Playing table tennis can “slow Parkinson’s disease because it sharpens patients’ reflexes and stimulates their brains”
- Five hours of playing time per week reduced vibration, stiffness of the limbs and balance
- Scientists say that sport can be used as a cheap and relatively safe physical therapy
- Parkinson’s disease lives on more than one million in the US and 145,000 people in the UK
Table tennis can slow the progression of Parkinson’s disease, research suggests.
Five hours of playing time per week reduced tremors, stiffness of limbs, slowness of movement and balance for at least six months.
Parkinson’s patients have a dopamine deficiency – a neurochemical key to motor function and memory – that stimulates exercise to produce the brain.
Table tennis sharpens reflexes, stimulates the brain and improves hand-eye coordination, according to scientists from Fukuoka University in Japan.
They say the sport can be used as an inexpensive and relatively safe physical therapy for Parkinson’s, the second most common neurological disorder – behind Alzheimer’s disease.
Five hours a week table tennis can slow the progression of Parkinson’s disease, a study found
People with Parkinson’s do not have enough of the chemical dopamine because some of the nerve cells that make it are dead. This leads to movement problems.
It destroys the lives of more than one million patients in the US and 145,000 people in the UK.
Muhammad Ali died in 2016 after a long battle with the disease and famous patients are Michael J Fox and Billy Connolly.
The last study involved 12 people with an average age of 73 with mild to moderate Parkinson’s who lived with the disease for an average of seven years.
Participants were tested at the start of the study to see what symptoms they had and how severe the symptoms were.
They then played table tennis once a week for six months, with each session lasting five hours.
Parkinson’s lives are more than a million patients in the US and 145,000 people in the UK. Muhammad Ali died in 2016 after a long battle with the disease
WHAT ARE PARKINSONS? THE INCREDIBLE DISEASE THAT KILLS BOXER MUHAMMAD ALI
Parkinson’s disease affects more than one in 500 people and around 145,000 people in the UK live with the condition.
Figures also suggest that one million Americans also suffer.
It causes muscle stiffness, slow motion, tremors, sleep disorders, chronic fatigue, a reduced quality of life and can lead to severe disabilities.
It is a progressive neurological disorder that destroys cells in the part of the brain that controls movement.
It is known that people suffering from dopamine have decreased because nerve cells that make it have died.
There is currently no cure and no way to stop the progression of the disease, but hundreds of scientific trials are underway to try and change that.
The disease claimed the life of boxing legend Muhammad Ali in 2016.
Well-known patients are Michael J Fox and Billy Connolly.
Patients performed stretching exercises and were then coached by an experienced player from the sports sciences department of the university.
Parkinson’s symptoms were reassessed after three months and at the end of the study.
The study found that participants experienced significant improvements in speech, handwriting, dressing, getting up and walking both at three months and at six months.
For example, it took participants on average two or more attempts to get out of bed at the start of the study compared to just one attempt at the end of the study.
Volunteers also experienced significant improvements in facial expression, posture, rigidity, slow motion, and hand shake.
For example, for neck muscle rigidity, researchers assessed symptoms and scored each participant on a scale from zero to four.

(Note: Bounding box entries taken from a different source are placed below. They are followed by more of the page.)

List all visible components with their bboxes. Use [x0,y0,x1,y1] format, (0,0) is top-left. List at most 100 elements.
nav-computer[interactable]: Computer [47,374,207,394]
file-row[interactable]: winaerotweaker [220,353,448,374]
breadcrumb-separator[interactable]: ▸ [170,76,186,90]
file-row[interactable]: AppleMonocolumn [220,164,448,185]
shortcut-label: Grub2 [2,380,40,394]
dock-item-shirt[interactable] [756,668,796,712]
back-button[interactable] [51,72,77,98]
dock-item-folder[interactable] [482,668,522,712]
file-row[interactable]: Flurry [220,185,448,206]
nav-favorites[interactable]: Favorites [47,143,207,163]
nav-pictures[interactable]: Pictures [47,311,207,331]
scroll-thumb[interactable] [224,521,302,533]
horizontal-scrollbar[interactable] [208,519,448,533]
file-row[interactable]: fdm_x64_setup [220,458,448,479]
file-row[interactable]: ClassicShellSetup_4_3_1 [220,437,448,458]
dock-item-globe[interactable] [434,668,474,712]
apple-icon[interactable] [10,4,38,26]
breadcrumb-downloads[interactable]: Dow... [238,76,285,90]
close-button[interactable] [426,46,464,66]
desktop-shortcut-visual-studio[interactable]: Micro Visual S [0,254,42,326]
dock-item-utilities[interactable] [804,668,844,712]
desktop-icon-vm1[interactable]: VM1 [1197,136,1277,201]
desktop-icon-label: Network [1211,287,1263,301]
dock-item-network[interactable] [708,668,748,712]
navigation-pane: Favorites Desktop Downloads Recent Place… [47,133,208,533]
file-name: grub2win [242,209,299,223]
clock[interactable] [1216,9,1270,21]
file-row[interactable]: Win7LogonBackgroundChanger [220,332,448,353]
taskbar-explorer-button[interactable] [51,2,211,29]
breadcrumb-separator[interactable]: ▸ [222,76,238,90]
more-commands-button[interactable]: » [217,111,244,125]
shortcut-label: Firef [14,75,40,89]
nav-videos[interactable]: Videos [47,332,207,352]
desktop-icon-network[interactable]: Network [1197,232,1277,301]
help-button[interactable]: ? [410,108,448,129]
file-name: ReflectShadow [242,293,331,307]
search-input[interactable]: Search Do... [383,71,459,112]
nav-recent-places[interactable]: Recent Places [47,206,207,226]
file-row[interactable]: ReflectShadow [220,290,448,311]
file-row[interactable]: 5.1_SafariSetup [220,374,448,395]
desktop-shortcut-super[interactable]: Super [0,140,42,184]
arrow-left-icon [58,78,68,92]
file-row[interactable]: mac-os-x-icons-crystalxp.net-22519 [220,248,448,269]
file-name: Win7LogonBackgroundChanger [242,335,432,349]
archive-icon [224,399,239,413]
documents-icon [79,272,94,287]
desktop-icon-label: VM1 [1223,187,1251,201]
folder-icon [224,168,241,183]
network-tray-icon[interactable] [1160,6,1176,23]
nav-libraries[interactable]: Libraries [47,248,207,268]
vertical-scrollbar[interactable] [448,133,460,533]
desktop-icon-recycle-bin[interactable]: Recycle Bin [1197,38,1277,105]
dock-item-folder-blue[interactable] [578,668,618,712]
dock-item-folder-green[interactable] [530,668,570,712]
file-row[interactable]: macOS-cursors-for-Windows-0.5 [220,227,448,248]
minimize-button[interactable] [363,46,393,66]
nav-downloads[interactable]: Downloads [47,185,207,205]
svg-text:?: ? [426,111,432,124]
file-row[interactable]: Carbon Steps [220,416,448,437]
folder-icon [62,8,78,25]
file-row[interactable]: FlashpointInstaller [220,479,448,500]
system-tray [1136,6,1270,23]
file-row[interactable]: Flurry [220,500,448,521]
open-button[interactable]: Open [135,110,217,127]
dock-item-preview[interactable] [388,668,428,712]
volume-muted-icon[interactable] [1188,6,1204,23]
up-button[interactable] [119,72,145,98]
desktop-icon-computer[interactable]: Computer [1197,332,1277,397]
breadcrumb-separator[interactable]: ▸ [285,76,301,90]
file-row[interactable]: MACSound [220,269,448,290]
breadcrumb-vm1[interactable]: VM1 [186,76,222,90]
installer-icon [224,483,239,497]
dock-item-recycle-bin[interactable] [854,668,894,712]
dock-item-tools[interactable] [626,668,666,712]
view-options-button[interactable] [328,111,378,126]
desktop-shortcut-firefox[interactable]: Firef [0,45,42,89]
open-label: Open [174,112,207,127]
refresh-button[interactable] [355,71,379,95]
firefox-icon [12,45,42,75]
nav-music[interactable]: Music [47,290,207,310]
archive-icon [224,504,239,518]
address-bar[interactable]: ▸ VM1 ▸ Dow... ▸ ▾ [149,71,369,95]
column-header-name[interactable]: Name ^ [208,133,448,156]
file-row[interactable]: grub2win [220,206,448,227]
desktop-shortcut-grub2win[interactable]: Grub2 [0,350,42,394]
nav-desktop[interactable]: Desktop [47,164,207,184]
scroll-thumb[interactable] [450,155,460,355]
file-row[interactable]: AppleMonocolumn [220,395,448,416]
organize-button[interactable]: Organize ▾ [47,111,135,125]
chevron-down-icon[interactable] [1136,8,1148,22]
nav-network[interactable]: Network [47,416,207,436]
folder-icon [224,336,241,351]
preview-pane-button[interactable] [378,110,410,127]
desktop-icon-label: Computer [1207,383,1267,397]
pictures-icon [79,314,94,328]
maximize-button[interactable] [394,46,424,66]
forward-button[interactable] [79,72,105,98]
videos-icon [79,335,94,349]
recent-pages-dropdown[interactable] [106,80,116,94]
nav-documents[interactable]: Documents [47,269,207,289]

The average score for all participants was three when they first started, compared to an average score of two at the end of the study.
Study author Dr. Ken-ichi Onoue of Fukuoka University in Japan said: ‘Ping-pong is a form of aerobic exercise that has been shown to improve the general hand population, improve hand-eye coordination, sharpen reflexes and stimulate the brain.
“We wanted to investigate whether people with Parkinson’s disease would see similar benefits that could in turn alleviate some of their symptoms.
“Although this research is small, the results are encouraging because they show that table tennis, a relatively inexpensive form of therapy, can improve some of the symptoms of Parkinson’s disease.
“A much larger study is now planned to confirm these findings.”
The research will be presented at the 72nd annual meeting of the American Academy of Neurology in Toronto, Canada from April 25 to May 1.
The main limitation of the study was that the participants were not compared to a control group of people with Parkinson’s disease who did not play table tennis. Another was that a single specialist assessed the patients.